Revisiting earnings calls and press statements, the SEC acknowledged that there may be instances where a GAAP financial measure is not available at the time of the earnings release because the measure may be impacted by COVID-19-related adjustments that may require additional information. In these situations, the SEC will not object to companies reconciling a non-GAAP financial measure to preliminary GAAP results that either include provisional amount(s) based on a reasonable estimate or a range of reasonably estimable GAAP results. For example, under this position, if a company intends to disclose in an earnings release its earnings before interest, taxes, depreciation and amortization (EBITDA), it could reconcile that measure to its GAAP earnings, a reasonable estimate of its GAAP earnings that includes a provisional amount, or its reasonable estimate of a range of GAAP earnings. The provisional amount or range should reflect a reasonable estimate of COVID-19 related charges not yet finalized, such as impairment charges.

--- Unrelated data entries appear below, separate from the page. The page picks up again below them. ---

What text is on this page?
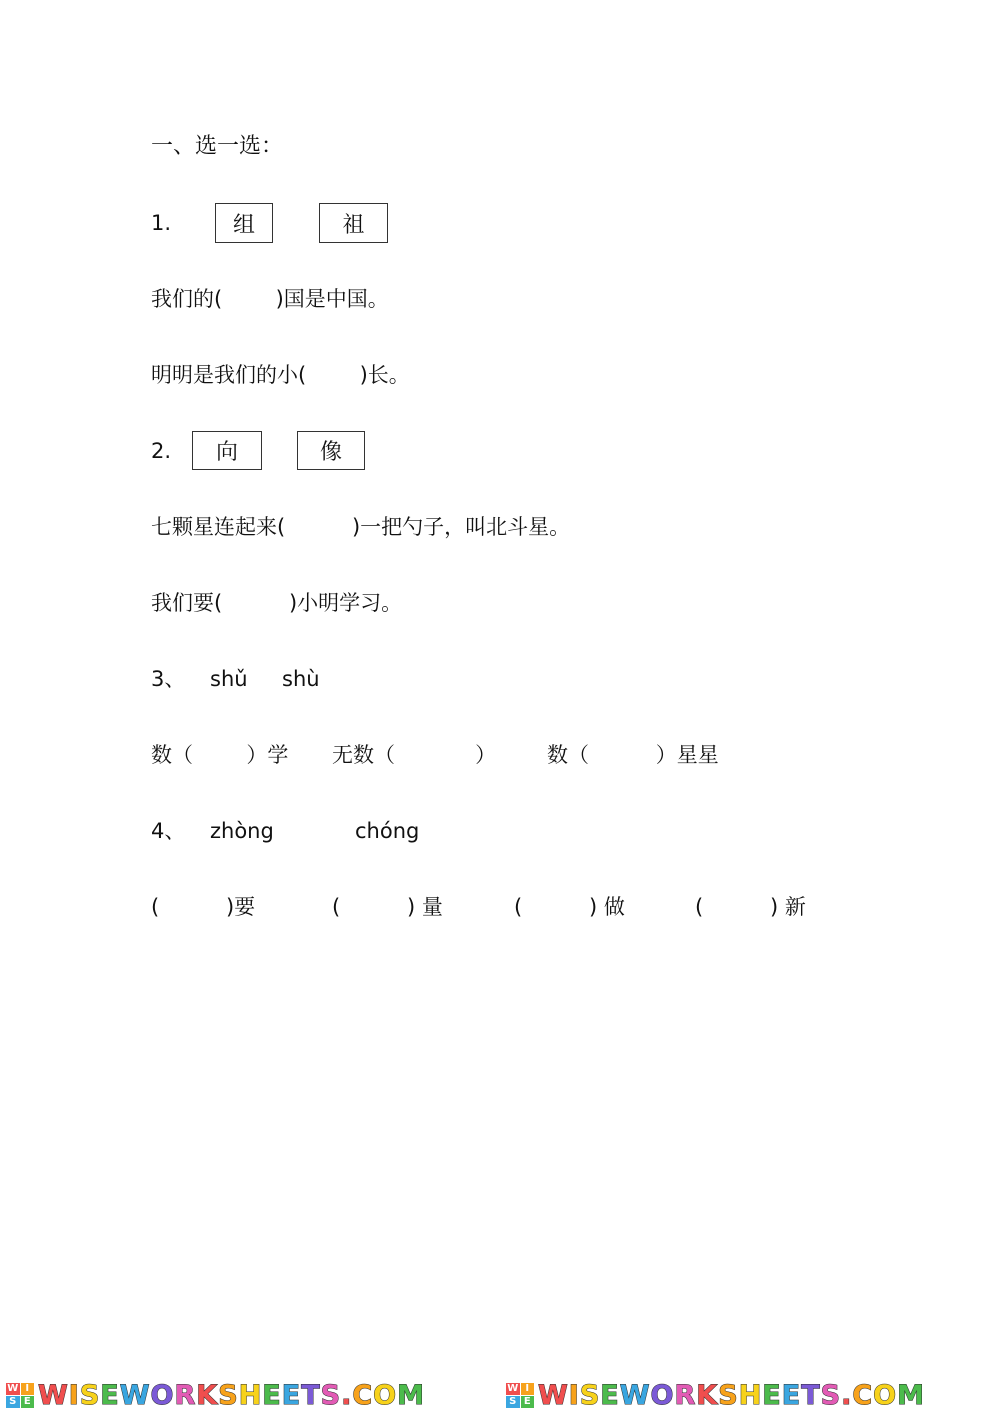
一、选一选：
1.	组	祖
我们的(        )国是中国。
明明是我们的小(        )长。
2.	向	像
七颗星连起来(          )一把勺子，叫北斗星。
我们要(          )小明学习。
3、 shǔ shù
数（        ）学 无数（            ） 数（          ）星星
4、 zhòng	chóng
(          )要	(          ) 量	(          ) 做	(          ) 新
W I
S E WISEWORKSHEETS.COM	W I
S E WISEWORKSHEETS.COM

In respect to earning releases, the SEC states that a non-GAAP financial measure should not be disclosed more prominently than the most directly comparable GAAP financial measure or range of GAAP measures. In addition, in filings where GAAP financial statements are required, such as filings on Form 10-K or 10-Q, companies should reconcile to GAAP results and not include provisional amounts or a range of estimated results.

Conclusion

On a positive note, the SEC’s issued guidance should help provide a measure of comfort to companies and their selling groups that capital raising efforts and communications with investors can continue in earnest if discipline is exercised with respect to the presentation of sponsor-specific and issuer-specific COVID-19 information. As stated previously, and depending upon the longevity of the pandemic, the effects of COVID-19 will play out differently across various sponsors depending upon their respective financing strategies and asset sectors. As such, those broker-dealers and advisors that require independent asset-level underwriting and ongoing sponsor-level due diligence should be in a better position to understand the true impacts of COVID-19 upon the sponsors raising capital in their respective financial markets.